Single Step Phase Optimisation for Coherent Beam Combination using Deep Learning

TL;DR

This paper demonstrates a deep learning approach for single-step phase retrieval in coherent beam combination, enabling rapid and precise control of fibre phases for improved beam shaping in laser systems.

Contribution

It introduces a neural network method that retrieves fibre phases from intensity profiles in a single 10 ms step, outperforming iterative methods and assessing profile feasibility.

Findings

Neural network accurately retrieves fibre phases in simulated setups.

Method operates in approximately 10 milliseconds, suitable for real-time applications.
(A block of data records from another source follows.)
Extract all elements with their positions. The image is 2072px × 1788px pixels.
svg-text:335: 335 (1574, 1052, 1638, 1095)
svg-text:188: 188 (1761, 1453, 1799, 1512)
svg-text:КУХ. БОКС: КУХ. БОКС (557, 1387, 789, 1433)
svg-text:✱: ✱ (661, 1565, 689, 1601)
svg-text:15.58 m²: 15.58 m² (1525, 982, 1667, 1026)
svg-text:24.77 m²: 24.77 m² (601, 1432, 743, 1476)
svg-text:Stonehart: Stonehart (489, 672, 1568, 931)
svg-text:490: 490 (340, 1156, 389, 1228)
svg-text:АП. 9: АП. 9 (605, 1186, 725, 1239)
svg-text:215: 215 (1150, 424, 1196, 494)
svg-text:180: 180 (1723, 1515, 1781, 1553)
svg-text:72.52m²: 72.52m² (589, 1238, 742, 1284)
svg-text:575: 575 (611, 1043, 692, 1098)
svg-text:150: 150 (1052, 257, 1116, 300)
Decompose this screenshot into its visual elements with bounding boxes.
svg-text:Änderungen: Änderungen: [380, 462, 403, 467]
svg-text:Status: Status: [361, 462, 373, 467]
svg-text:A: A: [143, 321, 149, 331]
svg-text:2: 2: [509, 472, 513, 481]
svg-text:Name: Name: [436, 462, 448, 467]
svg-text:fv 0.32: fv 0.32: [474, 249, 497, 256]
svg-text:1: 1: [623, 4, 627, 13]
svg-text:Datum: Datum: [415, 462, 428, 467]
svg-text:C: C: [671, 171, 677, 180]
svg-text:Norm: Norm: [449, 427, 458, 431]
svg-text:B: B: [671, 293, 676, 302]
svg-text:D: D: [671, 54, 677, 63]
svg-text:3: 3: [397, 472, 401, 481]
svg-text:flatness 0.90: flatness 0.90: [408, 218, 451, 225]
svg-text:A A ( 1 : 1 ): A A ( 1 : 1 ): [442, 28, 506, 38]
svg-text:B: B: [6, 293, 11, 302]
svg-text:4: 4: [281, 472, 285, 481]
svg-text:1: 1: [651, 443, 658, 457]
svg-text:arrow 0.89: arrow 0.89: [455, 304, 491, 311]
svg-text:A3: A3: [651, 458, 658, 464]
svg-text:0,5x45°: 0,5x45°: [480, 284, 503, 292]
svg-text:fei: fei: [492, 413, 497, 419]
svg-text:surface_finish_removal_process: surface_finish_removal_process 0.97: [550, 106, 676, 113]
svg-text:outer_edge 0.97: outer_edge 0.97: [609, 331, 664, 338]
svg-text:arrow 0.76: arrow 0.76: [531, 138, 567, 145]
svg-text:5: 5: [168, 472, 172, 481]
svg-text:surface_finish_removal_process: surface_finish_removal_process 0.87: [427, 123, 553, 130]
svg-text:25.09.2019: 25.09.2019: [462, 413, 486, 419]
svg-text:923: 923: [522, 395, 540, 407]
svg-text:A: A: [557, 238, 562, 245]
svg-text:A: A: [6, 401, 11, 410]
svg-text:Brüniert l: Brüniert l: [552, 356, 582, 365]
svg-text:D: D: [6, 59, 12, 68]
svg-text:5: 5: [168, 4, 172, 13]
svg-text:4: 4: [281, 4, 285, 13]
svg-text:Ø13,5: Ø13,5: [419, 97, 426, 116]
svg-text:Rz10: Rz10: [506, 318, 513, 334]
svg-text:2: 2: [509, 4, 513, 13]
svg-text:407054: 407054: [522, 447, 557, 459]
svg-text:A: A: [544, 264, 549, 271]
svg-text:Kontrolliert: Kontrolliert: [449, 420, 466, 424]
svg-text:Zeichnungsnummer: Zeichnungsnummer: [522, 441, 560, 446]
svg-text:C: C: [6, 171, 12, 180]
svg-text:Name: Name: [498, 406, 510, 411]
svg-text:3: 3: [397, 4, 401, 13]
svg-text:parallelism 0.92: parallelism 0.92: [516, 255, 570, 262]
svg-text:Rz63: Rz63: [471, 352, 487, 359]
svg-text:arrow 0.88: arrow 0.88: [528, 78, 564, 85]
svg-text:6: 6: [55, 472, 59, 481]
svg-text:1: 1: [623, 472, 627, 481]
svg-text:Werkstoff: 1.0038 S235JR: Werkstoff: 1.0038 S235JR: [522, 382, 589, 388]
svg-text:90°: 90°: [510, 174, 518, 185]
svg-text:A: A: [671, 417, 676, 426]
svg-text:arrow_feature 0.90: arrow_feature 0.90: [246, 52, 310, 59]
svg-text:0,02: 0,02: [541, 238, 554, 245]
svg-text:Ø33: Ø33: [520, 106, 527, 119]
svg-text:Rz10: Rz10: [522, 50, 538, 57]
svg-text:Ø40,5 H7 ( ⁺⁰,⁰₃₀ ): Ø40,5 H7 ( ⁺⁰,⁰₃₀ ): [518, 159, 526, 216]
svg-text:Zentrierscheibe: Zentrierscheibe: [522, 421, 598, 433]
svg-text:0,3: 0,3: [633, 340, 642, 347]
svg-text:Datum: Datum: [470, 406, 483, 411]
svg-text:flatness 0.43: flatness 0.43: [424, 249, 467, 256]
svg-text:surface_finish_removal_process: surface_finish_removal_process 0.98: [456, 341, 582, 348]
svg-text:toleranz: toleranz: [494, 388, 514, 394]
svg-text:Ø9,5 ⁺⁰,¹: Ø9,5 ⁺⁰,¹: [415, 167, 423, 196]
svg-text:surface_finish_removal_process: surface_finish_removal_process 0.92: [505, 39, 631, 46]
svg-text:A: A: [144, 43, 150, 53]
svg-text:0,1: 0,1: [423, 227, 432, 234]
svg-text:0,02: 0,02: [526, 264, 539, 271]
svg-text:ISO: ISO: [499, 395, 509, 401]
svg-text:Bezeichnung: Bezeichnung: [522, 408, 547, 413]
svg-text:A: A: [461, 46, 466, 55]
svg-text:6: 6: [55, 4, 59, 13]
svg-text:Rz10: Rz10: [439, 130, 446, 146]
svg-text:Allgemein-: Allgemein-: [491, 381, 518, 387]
Deep learning shows resilience against simulated experimental noise.

Abstract

Coherent beam combination of multiple fibres can be used to overcome limitations such as the power handling capability of single fibre configurations. In such a scheme, the focal intensity profile is critically dependent upon the relative phase of each fibre and so precise control over the phase of each fibre channel is essential. Determining the required phase compensations from the focal intensity profile alone (as measured via a camera) is extremely challenging with a large number of fibres as the phase information is obfuscated. Whilst iterative methods exist for phase retrieval, in practice, due to phase noise within a fibre laser amplification system, a single step process with computational time on the scale of milliseconds is needed. Here, we show how a neural network can be used to identify the phases of each fibre from the focal intensity profile, in a single step of ~ 10 milliseconds, for a simulated 3-ring hexagonal close packed arrangement, containing 19 separate fibres and subsequently how this enables bespoke beam shaping. In addition, we show that deep learning can be used to determine whether a desired intensity profile is physically possible within the simulation. This, coupled with the demonstrated resilience against simulated experimental noise, indicates a strong potential for the application of deep learning for coherent beam combination.